Some things could be improved in our study. E.g., we did not analyze some epidemiological features due to data limitations, including the father’s information and the location of CL/P (left, center, or right). To address these limitations, first, the Monitoring Manual for Birth Defects Surveillance needs improvement; second, more studies should focus on the epidemiological characteristics of CL/P.

Conclusion

In conclusion, we found that CP was more common in urban areas and females, CL and CLP were more common in males, and CL/P was more common in mothers < 20 or ≥ 35 years old.
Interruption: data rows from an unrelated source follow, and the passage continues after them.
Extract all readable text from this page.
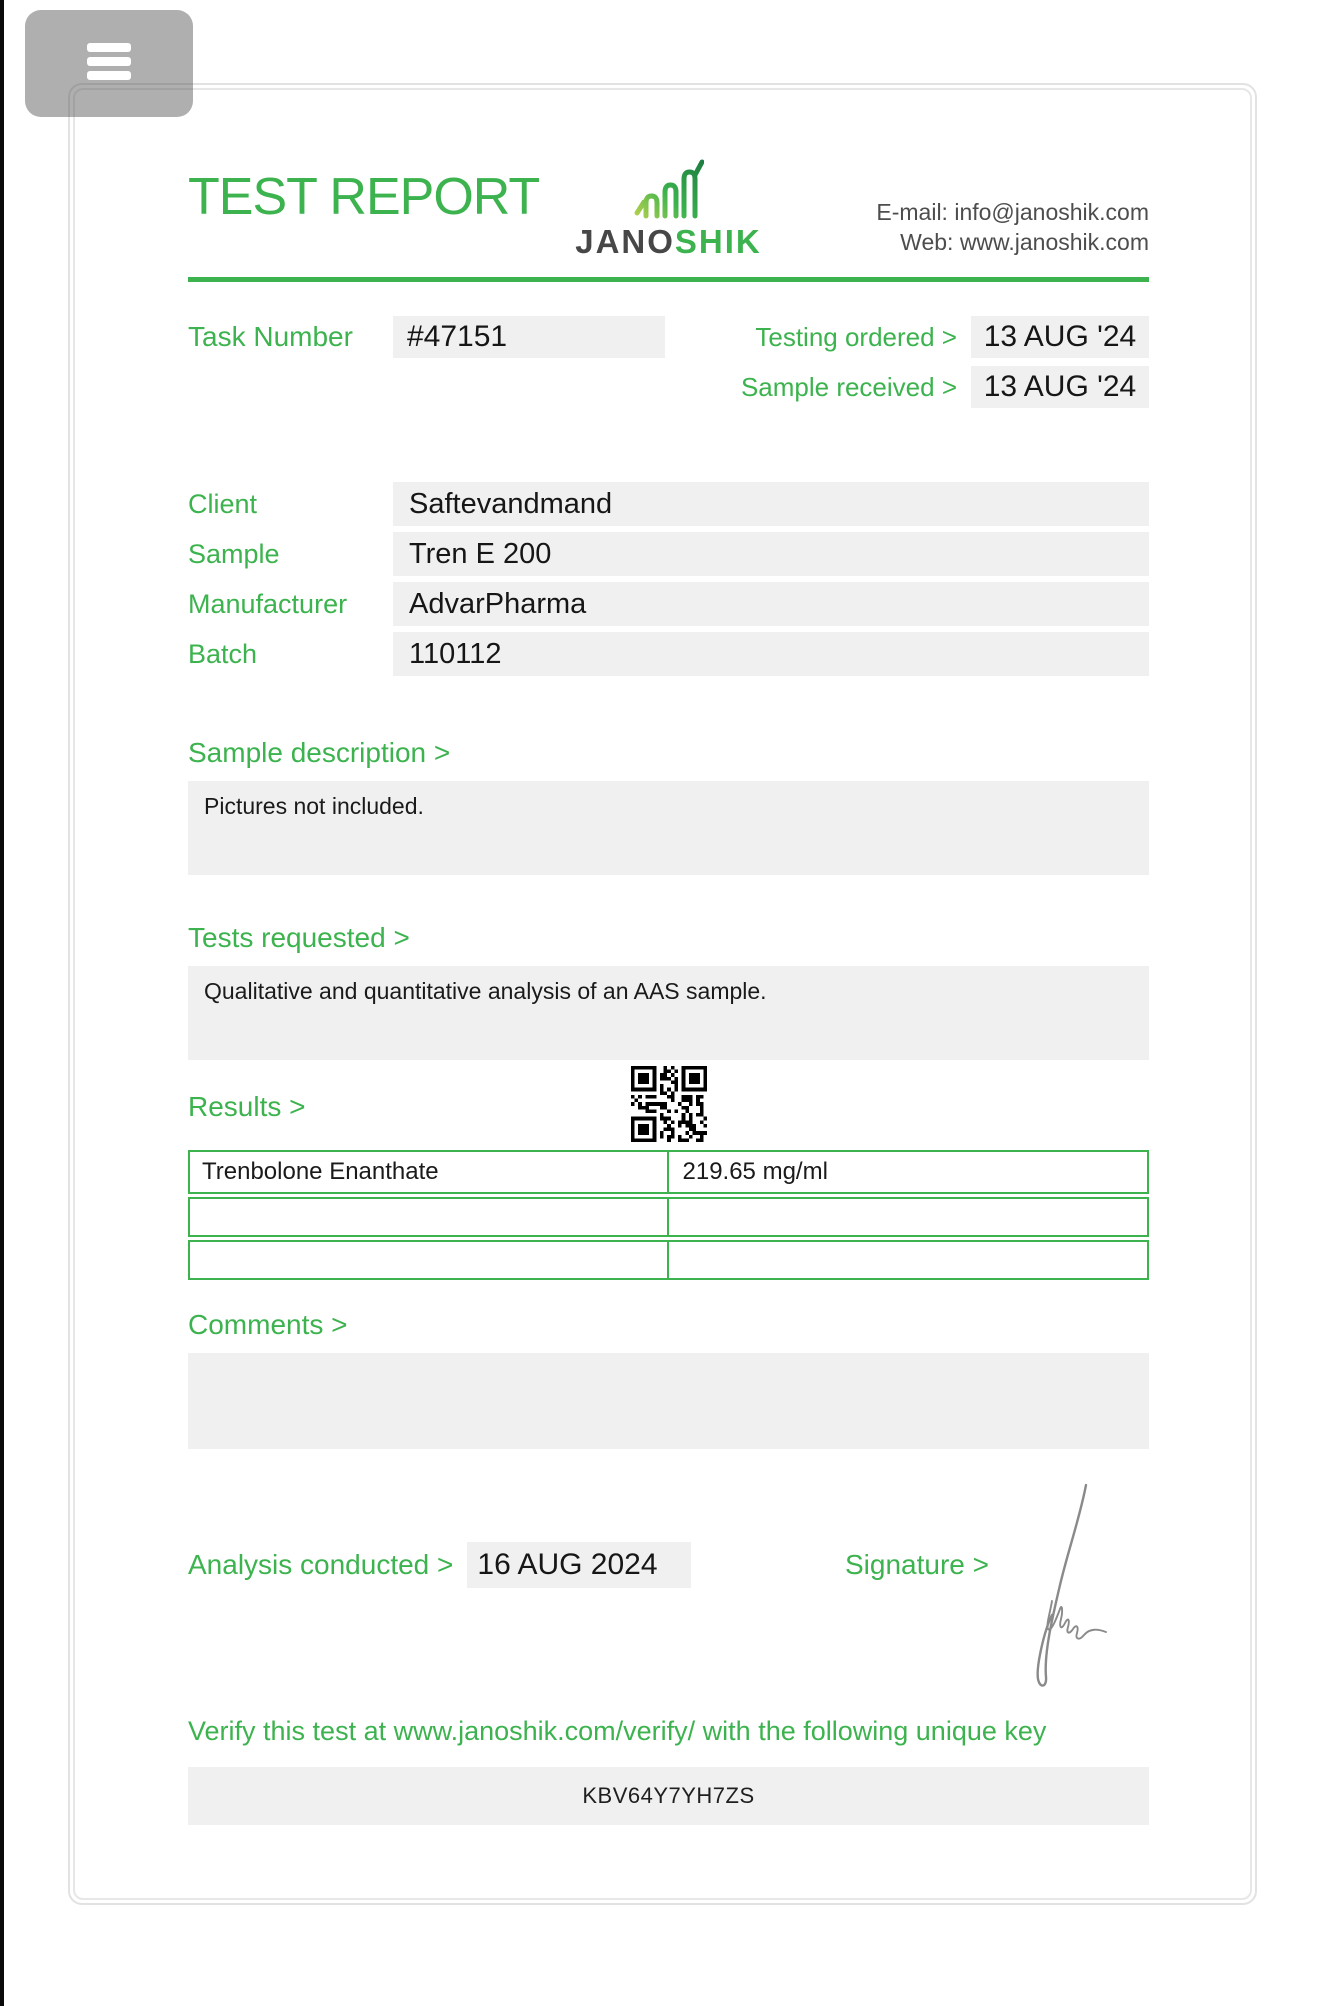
TEST REPORT
JANOSHIK
E-mail: info@janoshik.com
Web: www.janoshik.com
Task Number	#47151	Testing ordered > 13 AUG '24
Sample received > 13 AUG '24
Client	Saftevandmand
Sample	Tren E 200
Manufacturer	AdvarPharma
Batch	110112
Sample description >
Pictures not included.
Tests requested >
Qualitative and quantitative analysis of an AAS sample.
Results >
Trenbolone Enanthate	219.65 mg/ml
Comments >
Analysis conducted > 16 AUG 2024	Signature >
Verify this test at www.janoshik.com/verify/ with the following unique key
KBV64Y7YH7ZS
In addition, most CL/P-related perinatal deaths were terminations of pregnancy. CL/P-related perinatal deaths were more common in rural areas, and the proportion of CL/P-related perinatal deaths decreased with the increase in maternal age, parity, and per-capita annual income. Several mechanisms have been proposed to explain these phenomena. Our study is the first systematic research on CL/P and CL/P-related perinatal deaths based on birth defects surveillance. It is significant for intervention programs to prevent CL/P and CL/P-related perinatal deaths. As well, more epidemiological characteristics of CL/P (such as the location of CL/P) and approaches to reduce CL/P-related perinatal deaths need to be studied in the future.